SEATTLE -- From Rainier Beach to the Central Area, Seattle Police officers work the beats in communities that are divided over their trust for the department.
"The police are supposed to be there to protect you, but for the most part they don't do their job," Jamie Brown said.
"Every experience I've had with police in this city has been very positive," countered a young mother out for a walk with her baby.
"I don't trust the police, and I have two friends on the force," Cedric Heidelberg added.
At Earl's Barber Shop in the Central Area, news of a federal civil rights investigation is seen as a step in the right direction. Jackie Robb has lived here his whole life. Sitting in the barber chair getting his graying sideburns trimmed, he said the fragile trust that has been built with SPD over the years is starting to crumble because of highly publicized abuses of power.
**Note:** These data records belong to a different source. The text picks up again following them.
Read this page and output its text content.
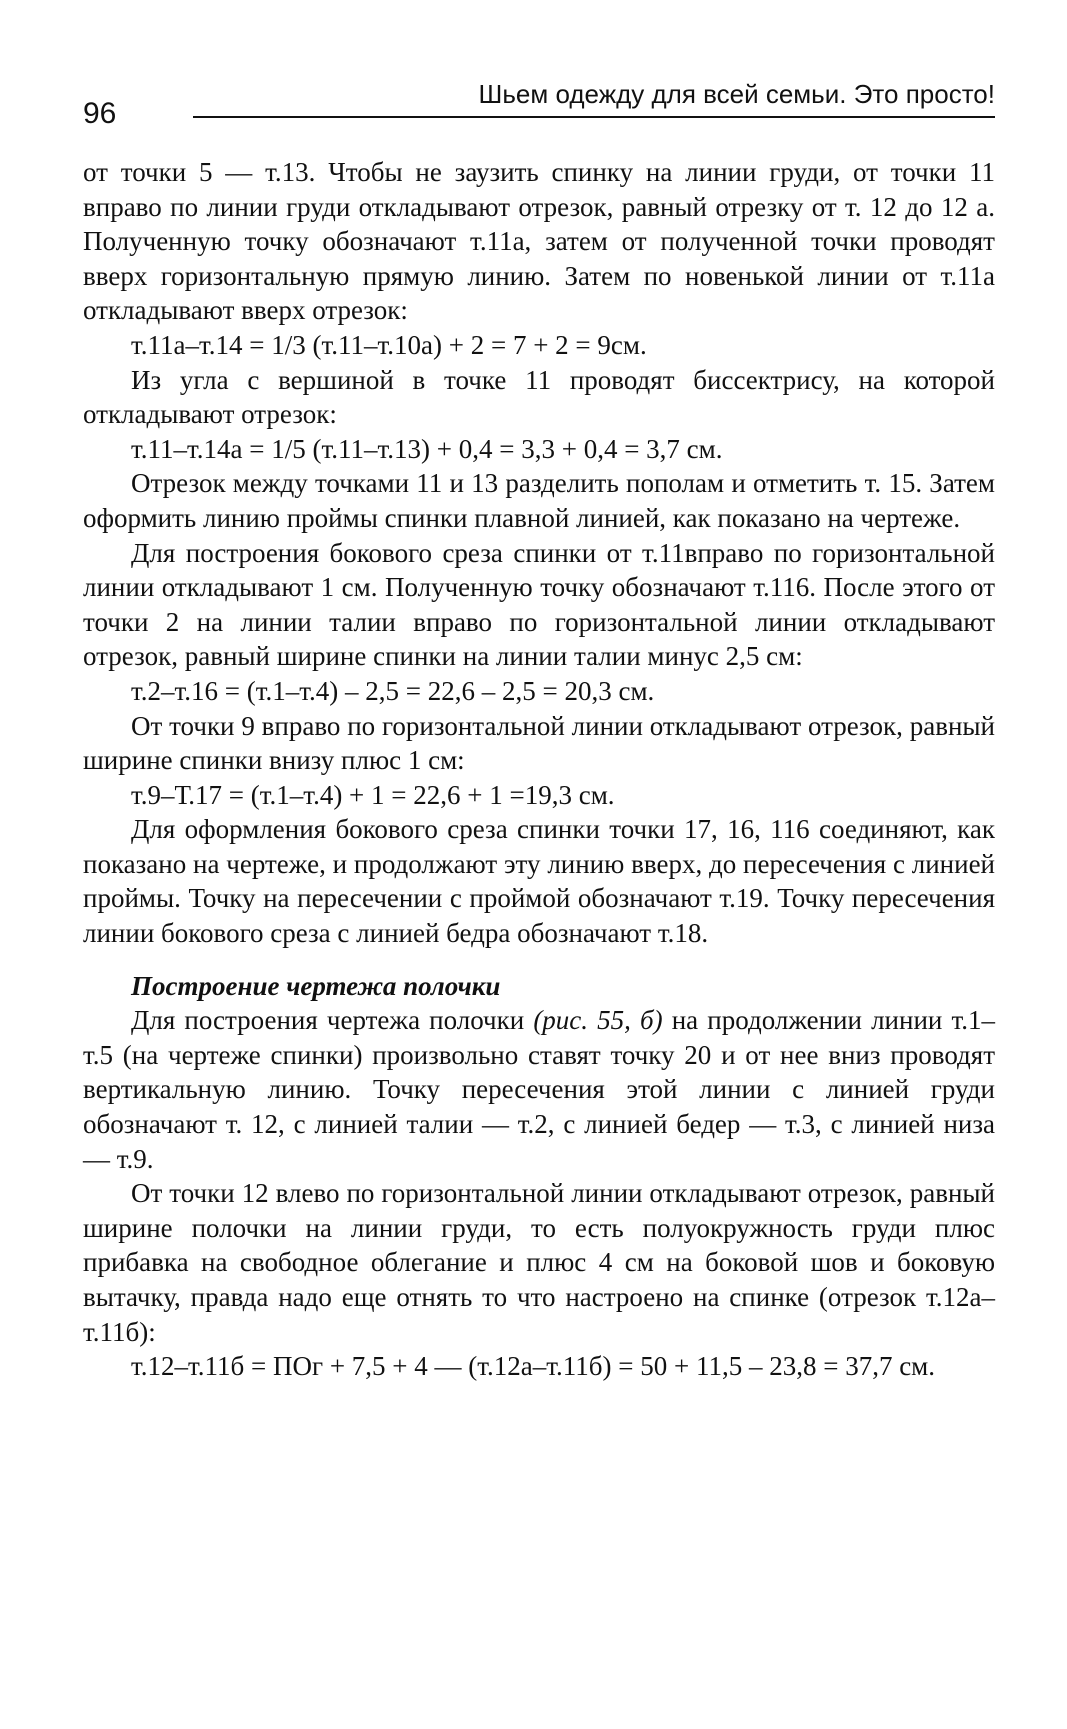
96
Шьем одежду для всей семьи. Это просто!

от точки 5 — т.13. Чтобы не заузить спинку на линии груди, от точки 11 вправо по линии груди откладывают отрезок, равный отрезку от т. 12 до 12 а. Полученную точку обозначают т.11а, затем от полученной точки проводят вверх горизонтальную прямую линию. Затем по новенькой линии от т.11а откладывают вверх отрезок:

т.11а–т.14 = 1/3 (т.11–т.10а) + 2 = 7 + 2 = 9см.

Из угла с вершиной в точке 11 проводят биссектрису, на которой откладывают отрезок:

т.11–т.14а = 1/5 (т.11–т.13) + 0,4 = 3,3 + 0,4 = 3,7 см.

Отрезок между точками 11 и 13 разделить пополам и отметить т. 15. Затем оформить линию проймы спинки плавной линией, как показано на чертеже.

Для построения бокового среза спинки от т.11вправо по горизонтальной линии откладывают 1 см. Полученную точку обозначают т.116. После этого от точки 2 на линии талии вправо по горизонтальной линии откладывают отрезок, равный ширине спинки на линии талии минус 2,5 см:

т.2–т.16 = (т.1–т.4) – 2,5 = 22,6 – 2,5 = 20,3 см.

От точки 9 вправо по горизонтальной линии откладывают отрезок, равный ширине спинки внизу плюс 1 см:

т.9–Т.17 = (т.1–т.4) + 1 = 22,6 + 1 =19,3 см.

Для оформления бокового среза спинки точки 17, 16, 116 соединяют, как показано на чертеже, и продолжают эту линию вверх, до пересечения с линией проймы. Точку на пересечении с проймой обозначают т.19. Точку пересечения линии бокового среза с линией бедра обозначают т.18.

Построение чертежа полочки

Для построения чертежа полочки (рис. 55, б) на продолжении линии т.1–т.5 (на чертеже спинки) произвольно ставят точку 20 и от нее вниз проводят вертикальную линию. Точку пересечения этой линии с линией груди обозначают т. 12, с линией талии — т.2, с линией бедер — т.3, с линией низа — т.9.

От точки 12 влево по горизонтальной линии откладывают отрезок, равный ширине полочки на линии груди, то есть полуокружность груди плюс прибавка на свободное облегание и плюс 4 см на боковой шов и боковую вытачку, правда надо еще отнять то что настроено на спинке (отрезок т.12а–т.11б):

т.12–т.11б = ПОг + 7,5 + 4 — (т.12а–т.11б) = 50 + 11,5 – 23,8 = 37,7 см.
"You introduce a crap shoot into it," he said. "That's not good for them or us or me. It's not a good situation."
Most agree Seattle's minority neighborhoods are safer today than they were just 10 years ago. A more high profile police presence, community meetings and drop-in centers are partly responsible.
Tom Bangasser helps build a community garden at the corner of 23rd and Union. It's something he never would have seen when he started managing properties in the Central Area 40 years ago.
"SPD has a no nonsense policy. Some interpret it as heavy-handed, but my experience with the police has been very good," he said.
Meantime, police continue doing their often thankless work, while this community hopes for better days ahead.
"The police aren't bad," said one African-American man who has lived in the Central Area for more than 50 years. "I know if you respect them, they'll respect you."